A Field Marshal of the British Army uniform is single-breasted, while the Admiral of the Fleet uniform would pose the biggest headache because it is double-breasted. This Royal Navy uniform, however, is the one the King is thought to prefer and tends to wear most frequently.
Earlier this month, Buckingham Palace announced that the celebrations for the Coronation will include the ceremony at Westminster Abbey on the Saturday of the bank holiday weekend. It will be followed by a Coronation Big Lunch on the Sunday and an evening Coronation Concert that night at Windsor Castle. A day of volunteering will be held on the Monday, billed as the Big Help Out.
Whilst around 30,000 members of the military took part in the royal procession for the 1953 Coronation, this year’s event will be significantly pared down - with around 3,000 representatives from all the Armed Forces and emergency services taking part.
It is understood that there will only be one carriage, the Gold State Coach, carrying the King and Queen Consort, accompanied by a full Sovereign's Escort of the Household Cavalry.
Other members of the Royal family are expected to travel to Westminster Abbey by car and bus. Although the final route is still being worked out, it is expected to travel from Buckingham Palace up The Mall, through Admiralty Arch and down Whitehall, through Parliament Square to the Abbey.
The procession will not be able to pass through Horse Guards arch, because the Gold State Coach is too big to fit through it.
During previous coronations, the procession travelled through the West End, taking 45 minutes to pass each stationary point. However, it is thought this will not be repeated, with organisers preferring to line the route with cameras and beam the proceedings onto giant television screens dotted across the capital and, indeed, the country.

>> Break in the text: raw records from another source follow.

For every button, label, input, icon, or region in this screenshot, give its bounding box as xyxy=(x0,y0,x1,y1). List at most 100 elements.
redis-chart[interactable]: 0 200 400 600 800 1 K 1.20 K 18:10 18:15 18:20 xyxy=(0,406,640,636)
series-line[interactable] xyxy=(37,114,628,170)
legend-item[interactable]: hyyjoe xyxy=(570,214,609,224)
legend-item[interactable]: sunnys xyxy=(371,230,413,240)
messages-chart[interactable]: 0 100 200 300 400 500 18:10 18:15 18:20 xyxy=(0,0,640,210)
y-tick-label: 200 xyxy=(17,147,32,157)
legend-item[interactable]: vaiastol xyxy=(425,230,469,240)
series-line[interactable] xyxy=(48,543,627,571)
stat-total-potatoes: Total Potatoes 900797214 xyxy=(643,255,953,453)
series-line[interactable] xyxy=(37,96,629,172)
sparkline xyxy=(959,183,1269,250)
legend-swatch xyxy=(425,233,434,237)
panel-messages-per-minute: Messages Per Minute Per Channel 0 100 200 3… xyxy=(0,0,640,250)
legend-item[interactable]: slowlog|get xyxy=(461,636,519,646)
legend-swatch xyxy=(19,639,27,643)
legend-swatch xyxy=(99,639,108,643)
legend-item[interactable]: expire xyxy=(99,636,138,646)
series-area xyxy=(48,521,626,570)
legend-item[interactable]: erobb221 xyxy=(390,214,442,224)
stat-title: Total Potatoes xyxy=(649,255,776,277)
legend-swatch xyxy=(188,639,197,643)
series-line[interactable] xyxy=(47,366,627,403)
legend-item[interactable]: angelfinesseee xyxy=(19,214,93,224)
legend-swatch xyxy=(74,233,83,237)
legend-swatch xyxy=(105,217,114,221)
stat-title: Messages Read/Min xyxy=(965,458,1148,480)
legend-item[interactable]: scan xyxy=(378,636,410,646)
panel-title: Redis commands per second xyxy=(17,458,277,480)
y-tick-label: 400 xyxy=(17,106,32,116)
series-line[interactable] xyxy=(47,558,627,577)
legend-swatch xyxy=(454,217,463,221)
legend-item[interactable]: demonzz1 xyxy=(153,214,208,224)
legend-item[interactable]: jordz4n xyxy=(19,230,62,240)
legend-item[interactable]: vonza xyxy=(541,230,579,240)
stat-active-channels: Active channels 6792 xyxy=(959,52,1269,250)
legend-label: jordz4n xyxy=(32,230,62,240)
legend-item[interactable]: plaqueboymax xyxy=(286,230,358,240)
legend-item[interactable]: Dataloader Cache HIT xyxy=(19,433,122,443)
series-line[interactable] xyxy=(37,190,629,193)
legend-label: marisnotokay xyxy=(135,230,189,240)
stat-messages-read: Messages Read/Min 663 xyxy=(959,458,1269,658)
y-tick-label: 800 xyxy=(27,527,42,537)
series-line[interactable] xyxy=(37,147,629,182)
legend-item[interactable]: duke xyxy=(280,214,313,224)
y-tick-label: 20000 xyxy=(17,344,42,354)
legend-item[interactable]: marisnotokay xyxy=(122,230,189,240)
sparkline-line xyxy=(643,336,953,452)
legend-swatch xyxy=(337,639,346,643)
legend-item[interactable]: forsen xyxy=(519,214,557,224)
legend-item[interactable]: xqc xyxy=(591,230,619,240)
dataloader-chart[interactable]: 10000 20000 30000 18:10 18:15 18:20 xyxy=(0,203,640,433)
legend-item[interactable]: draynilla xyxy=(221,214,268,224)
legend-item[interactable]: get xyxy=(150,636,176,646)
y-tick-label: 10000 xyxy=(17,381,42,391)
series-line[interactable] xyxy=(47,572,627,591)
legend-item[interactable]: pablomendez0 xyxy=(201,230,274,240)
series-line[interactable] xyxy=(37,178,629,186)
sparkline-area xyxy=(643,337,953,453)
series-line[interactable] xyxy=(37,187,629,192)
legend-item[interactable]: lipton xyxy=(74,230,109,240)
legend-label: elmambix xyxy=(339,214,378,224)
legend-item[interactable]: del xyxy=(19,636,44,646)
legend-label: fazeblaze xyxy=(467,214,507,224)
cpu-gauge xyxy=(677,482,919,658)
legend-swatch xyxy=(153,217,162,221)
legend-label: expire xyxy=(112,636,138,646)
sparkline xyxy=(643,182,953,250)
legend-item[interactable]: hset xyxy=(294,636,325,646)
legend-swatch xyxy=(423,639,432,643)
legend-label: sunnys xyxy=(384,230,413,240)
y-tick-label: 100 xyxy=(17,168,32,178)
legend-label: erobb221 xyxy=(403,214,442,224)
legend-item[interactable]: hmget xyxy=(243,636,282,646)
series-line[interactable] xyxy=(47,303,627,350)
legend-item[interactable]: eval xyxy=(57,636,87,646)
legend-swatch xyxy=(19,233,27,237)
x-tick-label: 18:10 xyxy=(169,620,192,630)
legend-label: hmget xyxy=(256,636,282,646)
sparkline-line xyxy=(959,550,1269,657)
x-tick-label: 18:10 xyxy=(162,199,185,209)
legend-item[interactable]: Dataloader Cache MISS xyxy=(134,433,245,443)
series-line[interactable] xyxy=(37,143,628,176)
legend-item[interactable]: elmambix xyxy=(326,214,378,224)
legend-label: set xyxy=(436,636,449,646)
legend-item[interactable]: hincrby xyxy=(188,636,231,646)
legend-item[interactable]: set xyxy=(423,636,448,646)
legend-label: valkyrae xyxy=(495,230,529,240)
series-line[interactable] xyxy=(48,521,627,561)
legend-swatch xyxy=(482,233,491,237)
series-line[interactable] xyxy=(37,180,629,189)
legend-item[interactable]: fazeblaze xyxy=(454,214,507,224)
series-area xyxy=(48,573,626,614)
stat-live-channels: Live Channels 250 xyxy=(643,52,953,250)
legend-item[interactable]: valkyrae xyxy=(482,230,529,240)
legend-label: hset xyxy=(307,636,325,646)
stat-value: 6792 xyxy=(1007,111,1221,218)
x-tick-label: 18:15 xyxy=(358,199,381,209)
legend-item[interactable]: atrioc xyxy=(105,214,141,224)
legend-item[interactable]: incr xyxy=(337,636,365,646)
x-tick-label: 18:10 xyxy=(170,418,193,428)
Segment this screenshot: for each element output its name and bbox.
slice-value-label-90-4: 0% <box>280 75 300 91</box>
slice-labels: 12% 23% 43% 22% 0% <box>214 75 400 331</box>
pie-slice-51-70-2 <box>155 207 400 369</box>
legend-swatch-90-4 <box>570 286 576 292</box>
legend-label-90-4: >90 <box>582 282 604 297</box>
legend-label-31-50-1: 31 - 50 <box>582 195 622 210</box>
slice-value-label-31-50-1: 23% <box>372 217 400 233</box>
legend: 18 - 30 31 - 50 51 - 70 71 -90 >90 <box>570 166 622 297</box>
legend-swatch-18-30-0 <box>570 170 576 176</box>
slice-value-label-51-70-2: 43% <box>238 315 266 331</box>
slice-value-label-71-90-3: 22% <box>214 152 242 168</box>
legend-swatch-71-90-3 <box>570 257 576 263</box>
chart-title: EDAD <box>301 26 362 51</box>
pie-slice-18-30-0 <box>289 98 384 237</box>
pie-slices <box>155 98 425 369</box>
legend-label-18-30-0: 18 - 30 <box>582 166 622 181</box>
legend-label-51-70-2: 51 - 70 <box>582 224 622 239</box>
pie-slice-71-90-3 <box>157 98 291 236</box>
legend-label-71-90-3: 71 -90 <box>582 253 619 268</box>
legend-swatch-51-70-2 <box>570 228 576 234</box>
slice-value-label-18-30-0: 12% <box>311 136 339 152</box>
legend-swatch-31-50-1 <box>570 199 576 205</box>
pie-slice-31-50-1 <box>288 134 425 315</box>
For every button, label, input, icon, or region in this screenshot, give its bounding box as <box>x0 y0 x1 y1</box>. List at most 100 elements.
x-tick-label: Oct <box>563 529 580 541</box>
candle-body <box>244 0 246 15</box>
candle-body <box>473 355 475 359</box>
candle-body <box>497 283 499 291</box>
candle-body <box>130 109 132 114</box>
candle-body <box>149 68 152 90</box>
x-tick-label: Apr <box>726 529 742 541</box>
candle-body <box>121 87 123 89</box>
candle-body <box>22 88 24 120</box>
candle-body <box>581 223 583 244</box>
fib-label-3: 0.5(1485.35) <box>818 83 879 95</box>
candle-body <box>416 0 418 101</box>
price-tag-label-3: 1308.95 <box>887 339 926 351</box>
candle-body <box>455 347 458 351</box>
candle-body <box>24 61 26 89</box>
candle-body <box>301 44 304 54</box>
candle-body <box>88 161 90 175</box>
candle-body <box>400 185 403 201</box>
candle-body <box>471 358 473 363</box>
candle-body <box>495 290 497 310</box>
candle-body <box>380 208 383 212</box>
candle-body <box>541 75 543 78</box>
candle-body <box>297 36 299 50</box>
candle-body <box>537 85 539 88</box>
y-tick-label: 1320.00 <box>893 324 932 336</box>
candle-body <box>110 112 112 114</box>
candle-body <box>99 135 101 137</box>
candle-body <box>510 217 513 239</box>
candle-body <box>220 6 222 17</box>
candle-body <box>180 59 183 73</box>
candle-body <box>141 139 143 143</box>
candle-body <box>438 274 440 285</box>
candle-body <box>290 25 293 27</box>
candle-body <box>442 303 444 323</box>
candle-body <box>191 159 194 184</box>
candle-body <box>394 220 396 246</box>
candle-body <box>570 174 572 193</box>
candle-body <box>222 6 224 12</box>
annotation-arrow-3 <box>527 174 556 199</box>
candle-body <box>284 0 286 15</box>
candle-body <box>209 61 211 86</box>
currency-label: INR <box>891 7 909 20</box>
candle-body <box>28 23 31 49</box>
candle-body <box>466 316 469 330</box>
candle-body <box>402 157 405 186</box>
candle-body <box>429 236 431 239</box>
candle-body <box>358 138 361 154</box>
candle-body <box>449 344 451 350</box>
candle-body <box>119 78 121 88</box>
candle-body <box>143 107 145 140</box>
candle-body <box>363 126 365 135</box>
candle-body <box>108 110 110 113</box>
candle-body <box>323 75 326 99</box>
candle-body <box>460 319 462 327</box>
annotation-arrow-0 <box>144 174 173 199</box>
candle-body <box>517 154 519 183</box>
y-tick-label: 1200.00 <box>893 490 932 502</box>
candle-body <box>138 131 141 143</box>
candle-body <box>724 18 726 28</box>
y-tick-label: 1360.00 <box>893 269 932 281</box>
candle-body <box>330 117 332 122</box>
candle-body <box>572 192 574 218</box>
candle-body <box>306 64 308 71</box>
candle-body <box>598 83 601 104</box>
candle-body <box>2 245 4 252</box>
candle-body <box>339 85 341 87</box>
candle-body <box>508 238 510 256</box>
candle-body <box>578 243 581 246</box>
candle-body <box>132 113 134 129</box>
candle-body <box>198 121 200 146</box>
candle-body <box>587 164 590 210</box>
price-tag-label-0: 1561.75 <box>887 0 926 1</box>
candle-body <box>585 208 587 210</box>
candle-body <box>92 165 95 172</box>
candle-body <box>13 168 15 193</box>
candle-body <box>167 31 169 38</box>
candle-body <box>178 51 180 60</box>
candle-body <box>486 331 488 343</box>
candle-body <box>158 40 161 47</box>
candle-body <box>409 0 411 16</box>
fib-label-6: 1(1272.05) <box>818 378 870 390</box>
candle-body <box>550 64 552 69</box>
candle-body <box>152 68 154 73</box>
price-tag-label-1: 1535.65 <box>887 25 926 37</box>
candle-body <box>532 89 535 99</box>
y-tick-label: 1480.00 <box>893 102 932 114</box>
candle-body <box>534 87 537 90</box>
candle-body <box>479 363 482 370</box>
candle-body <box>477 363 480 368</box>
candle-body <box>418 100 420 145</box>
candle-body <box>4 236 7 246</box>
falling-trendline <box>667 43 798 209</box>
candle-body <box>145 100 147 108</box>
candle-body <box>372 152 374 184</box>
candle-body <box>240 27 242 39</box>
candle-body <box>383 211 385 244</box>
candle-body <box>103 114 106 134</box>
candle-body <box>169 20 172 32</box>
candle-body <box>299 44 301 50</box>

In 1953, all peers dressed in coronation robes with coronets, whilst female guests wore elaborate evening gowns and tiaras. However, this year’s ceremony will have a day dress dress code, meaning morning suits will be optional for male guests.
As one insider put it: “It is going to be a grand spectacle but if you compare it to 1953, it’s going to look like very small beer indeed. The level of bling is going to be very sharply reduced.
“Seventy years on from the last coronation, we simply aren’t capable of putting on the kind of full-blown pageantry that we did in 1953. Between 1936 and 1953, there was a world war but most people’s uniforms were still on the hanger, whereas 70 years makes all the difference.”
The last time there was such a wide gap between coronations was when King Edward VII was crowned in 1902, 64 years after his late mother Queen Victoria in 1838.
Because few people could remember what happened when a then 18-year-old Victoria took the throne, the powers-that-be had to consult with Queen Mary’s aunt, the Grand Duchess of Mecklenburg-Strelitz. She attended the 1838 ceremony as a 15-year-old and was able to regale the details, by then aged 80, to Lord Esher, one of the King’s closest aides.
The insider added: “This time around, they have the film of the 1953 Coronation as a reference point - but that also gives the public a reference point for the scaled down nature of the coming ceremony.”